Recently, the Web site BloggingheadsTV asked me to come on and talk basketball. That's unusual because Bloggingheads usually focuses on politics, not sports. Then again, as managing editor Sang Ngo joked, the site did cover the Tiger Woods scandal.

This offhand joke raised a sort of philosophical question. Namely, is Tiger Woods a sports story? At first glance the question seems absurd, but it turns out to be a kind of Rorschach test, with your answer saying a lot about why you do, or don't, follow big-time American spectator sports.

Like any modern celebrity, professional athletes are paid to be in the public eye—to project an image, both on and off the field. Fans who love Tiger Woods and companies who pay him to endorse products aren't interested only in his golf game any more than people who care about Jennifer Aniston are only interested in her films.

For Woods, a non-white athlete dominating a historically segregated sport, the broader social implications of his career have always been immense. Woods's success, for instance, was unquestionably part of the process that helped Americans accept the idea of a non-white president. The revelations of infidelities, while certainly embarrassing and costly, only broadened his significance as a social figure. Woods has gone from symbol of athletic achievement and racial equality to a pretext for debate on virtually any topic at all.

You can see in Tiger's story whatever matters to you most. People interested in racial issues might notice that Tiger's sizeable sexual appetites don't seem big enough to include black women. Cheaters might realize their text messages don't magically disappear once they send them. Someone concerned about domestic violence might wonder why allegations that Elin Woods attacked her husband with a golf club (rumors Tiger angrily denies) became a source of so much sick humor. If a husband was suspected of beating his famous wife with a golf club, one wonders, would the jokes have seemed quite so funny?

Here, though, is where we find the Great Divide between sports fans and everyone else. Star athletes, like all celebrities, do serve a broader social function. For fans, though, the social implications of Woods or any other athlete are secondary at best. What matters to fans is what happens between the lines. Fans love sports for the spectacle, precision, and strategic thinking; for self-discipline, sacrifice, and grace under pressure. Fans, especially men, love sports for their celebration of raw, physical prowess—speed, strength, agility and endurance—the qualities of masculinity that an industrialized society no longer requires.

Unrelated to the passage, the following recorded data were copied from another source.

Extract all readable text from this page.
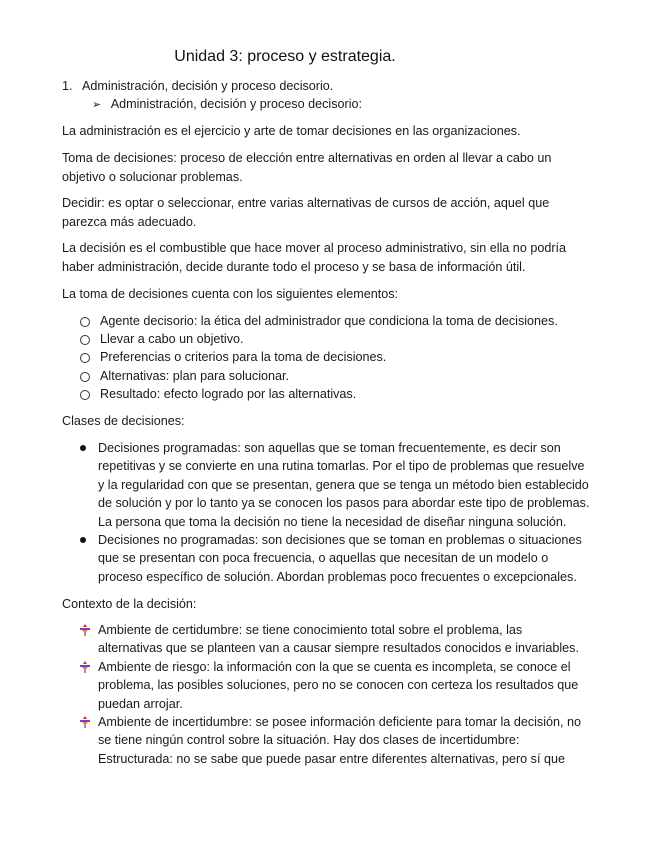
Unidad 3: proceso y estrategia.
1. Administración, decisión y proceso decisorio.
➢ Administración, decisión y proceso decisorio:

La administración es el ejercicio y arte de tomar decisiones en las organizaciones.

Toma de decisiones: proceso de elección entre alternativas en orden al llevar a cabo un

objetivo o solucionar problemas.

Decidir: es optar o seleccionar, entre varias alternativas de cursos de acción, aquel que

parezca más adecuado.

La decisión es el combustible que hace mover al proceso administrativo, sin ella no podría

haber administración, decide durante todo el proceso y se basa de información útil.

La toma de decisiones cuenta con los siguientes elementos:

Agente decisorio: la ética del administrador que condiciona la toma de decisiones.
Llevar a cabo un objetivo.
Preferencias o criterios para la toma de decisiones.
Alternativas: plan para solucionar.
Resultado: efecto logrado por las alternativas.

Clases de decisiones:

Decisiones programadas: son aquellas que se toman frecuentemente, es decir son
repetitivas y se convierte en una rutina tomarlas. Por el tipo de problemas que resuelve
y la regularidad con que se presentan, genera que se tenga un método bien establecido
de solución y por lo tanto ya se conocen los pasos para abordar este tipo de problemas.
La persona que toma la decisión no tiene la necesidad de diseñar ninguna solución.
Decisiones no programadas: son decisiones que se toman en problemas o situaciones
que se presentan con poca frecuencia, o aquellas que necesitan de un modelo o
proceso específico de solución. Abordan problemas poco frecuentes o excepcionales.

Contexto de la decisión:

Ambiente de certidumbre: se tiene conocimiento total sobre el problema, las
alternativas que se planteen van a causar siempre resultados conocidos e invariables.
Ambiente de riesgo: la información con la que se cuenta es incompleta, se conoce el
problema, las posibles soluciones, pero no se conocen con certeza los resultados que
puedan arrojar.
Ambiente de incertidumbre: se posee información deficiente para tomar la decisión, no
se tiene ningún control sobre la situación. Hay dos clases de incertidumbre:
Estructurada: no se sabe que puede pasar entre diferentes alternativas, pero sí que
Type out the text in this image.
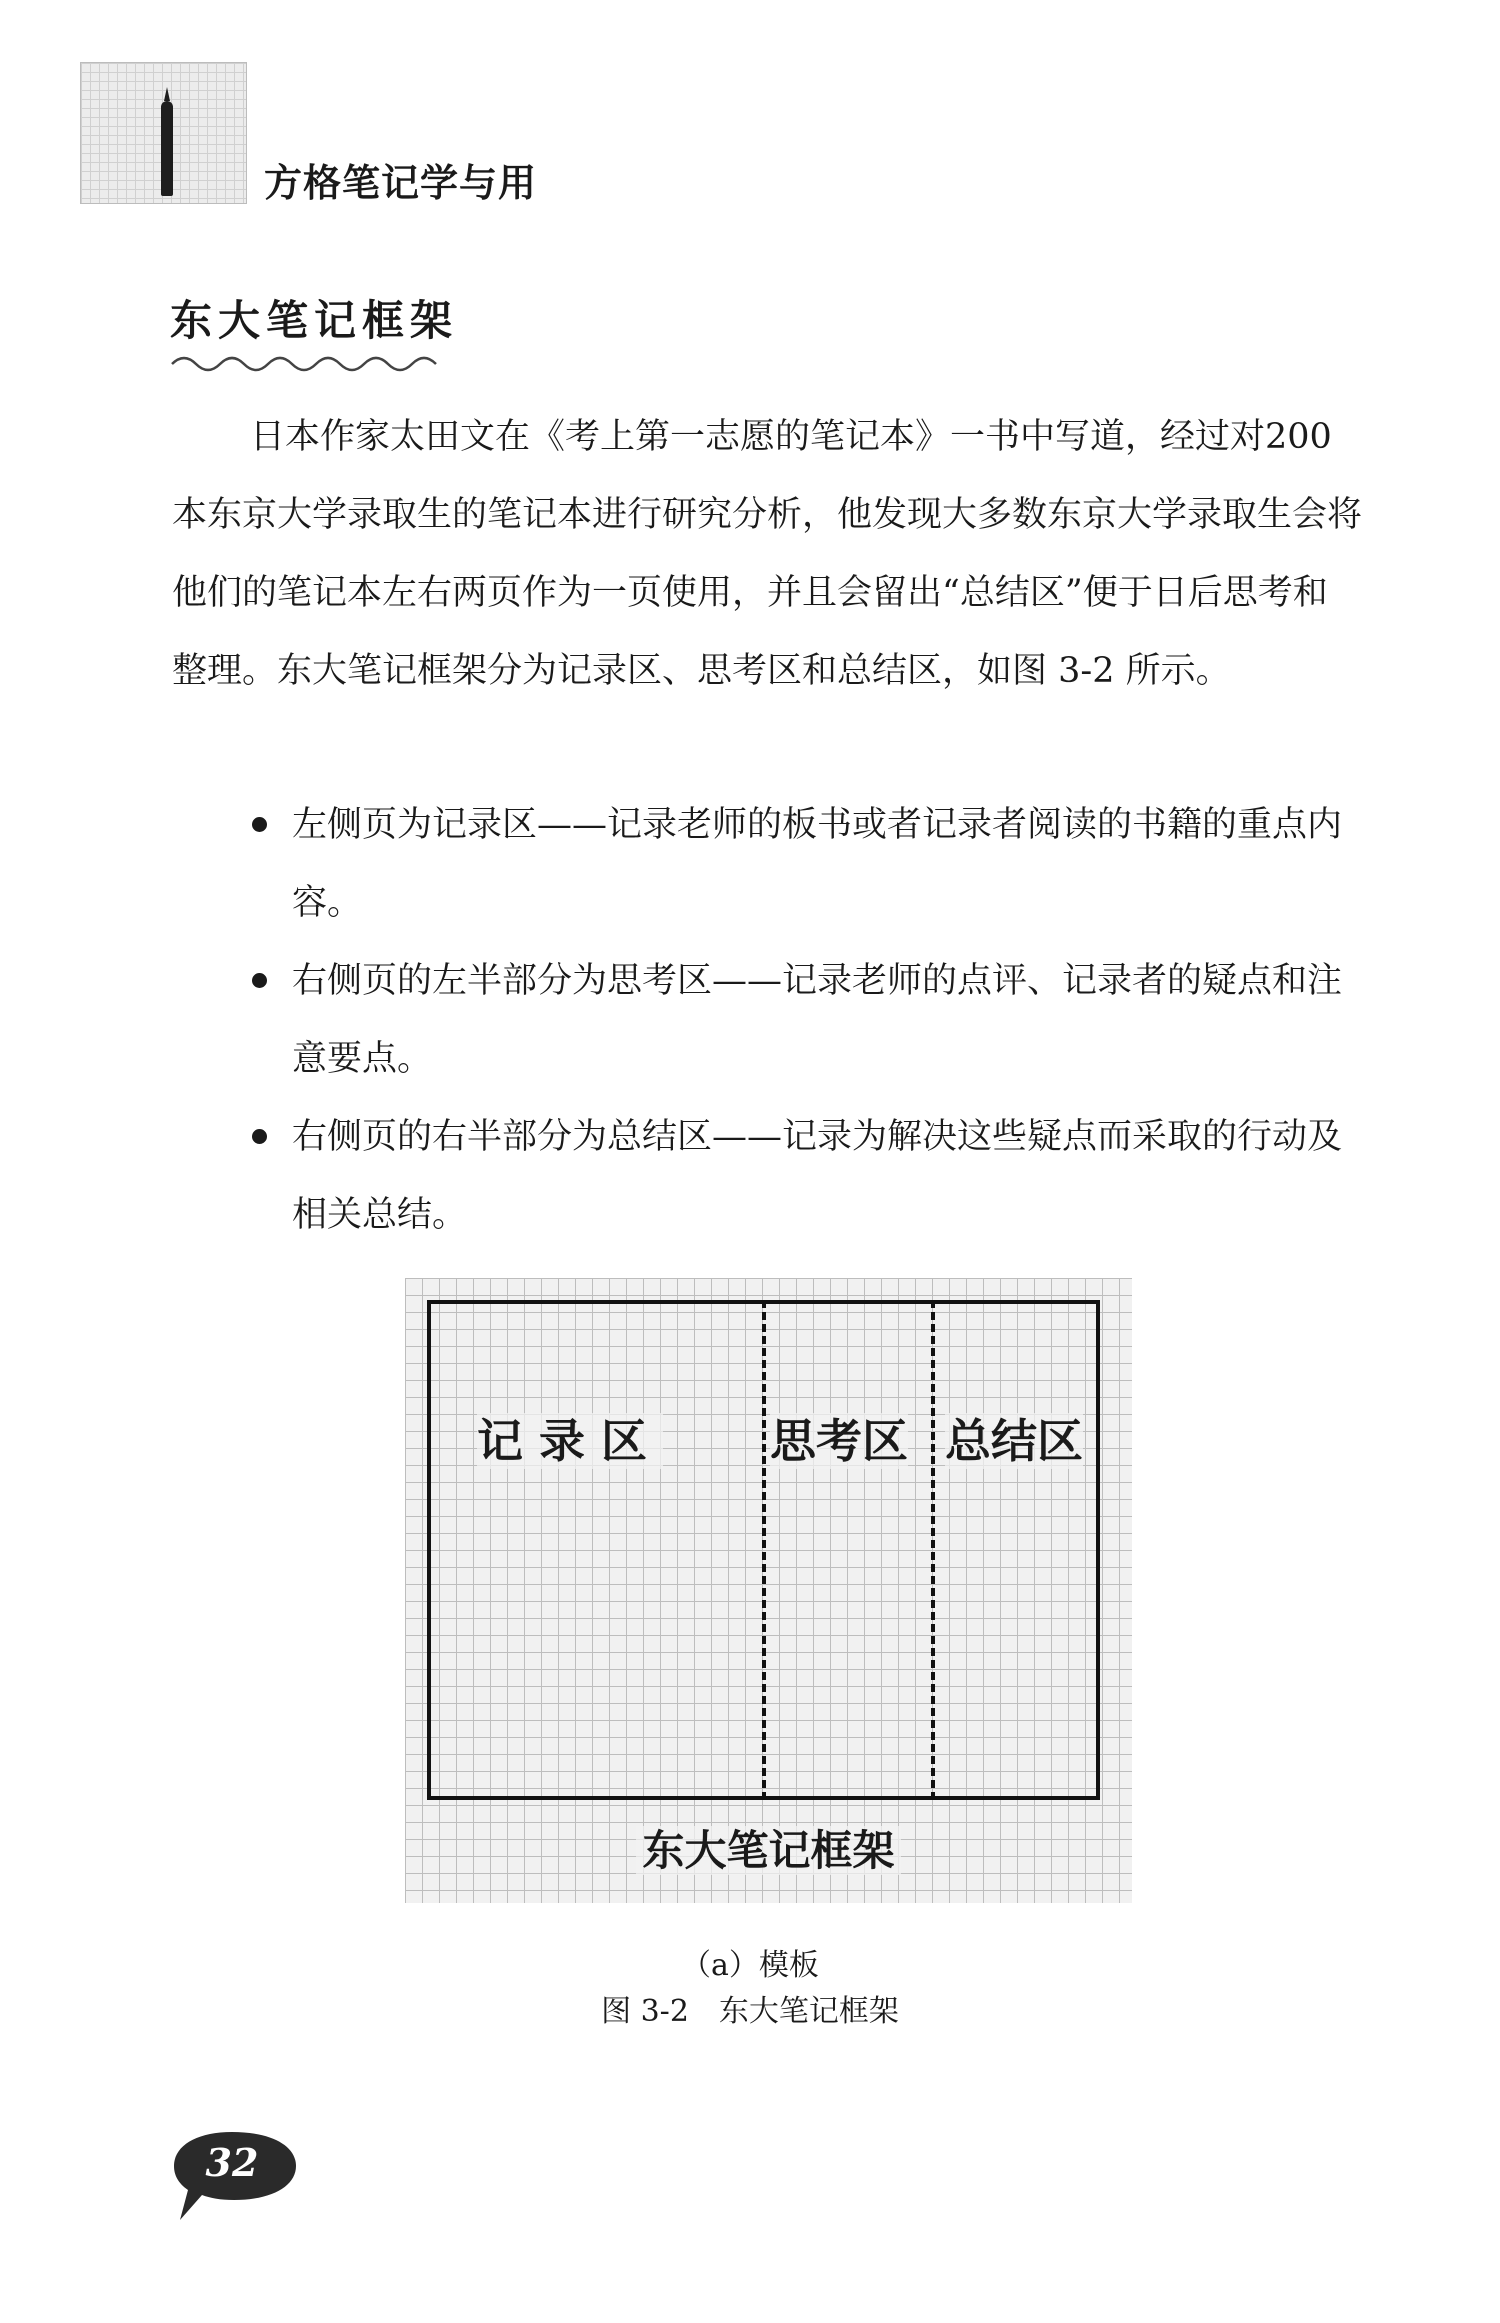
方格笔记学与用
东大笔记框架

日本作家太田文在《考上第一志愿的笔记本》一书中写道，经过对200 本东京大学录取生的笔记本进行研究分析，他发现大多数东京大学录取生会将他们的笔记本左右两页作为一页使用，并且会留出“总结区”便于日后思考和整理。东大笔记框架分为记录区、思考区和总结区，如图 3-2 所示。

左侧页为记录区——记录老师的板书或者记录者阅读的书籍的重点内容。
右侧页的左半部分为思考区——记录老师的点评、记录者的疑点和注意要点。
右侧页的右半部分为总结区——记录为解决这些疑点而采取的行动及相关总结。
记录区 思考区 总结区
东大笔记框架
（a）模板
图 3-2　东大笔记框架
32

Whether Tiger's comeback is a sports story, then, really depends on who is doing the asking—or the watching. For the casual observer, Woods is interesting mostly for what he represents off the golf course. How he performs on it from this point forward, win or lose, can only be epilogue. For the fan, how he performs matters most, not because birdies bring redemption, but because the simple beauty of the game trumps all social discourse. The question, really, is whether you only care about Tiger Woods because he plays golf or you only care about golf because Tiger plays it.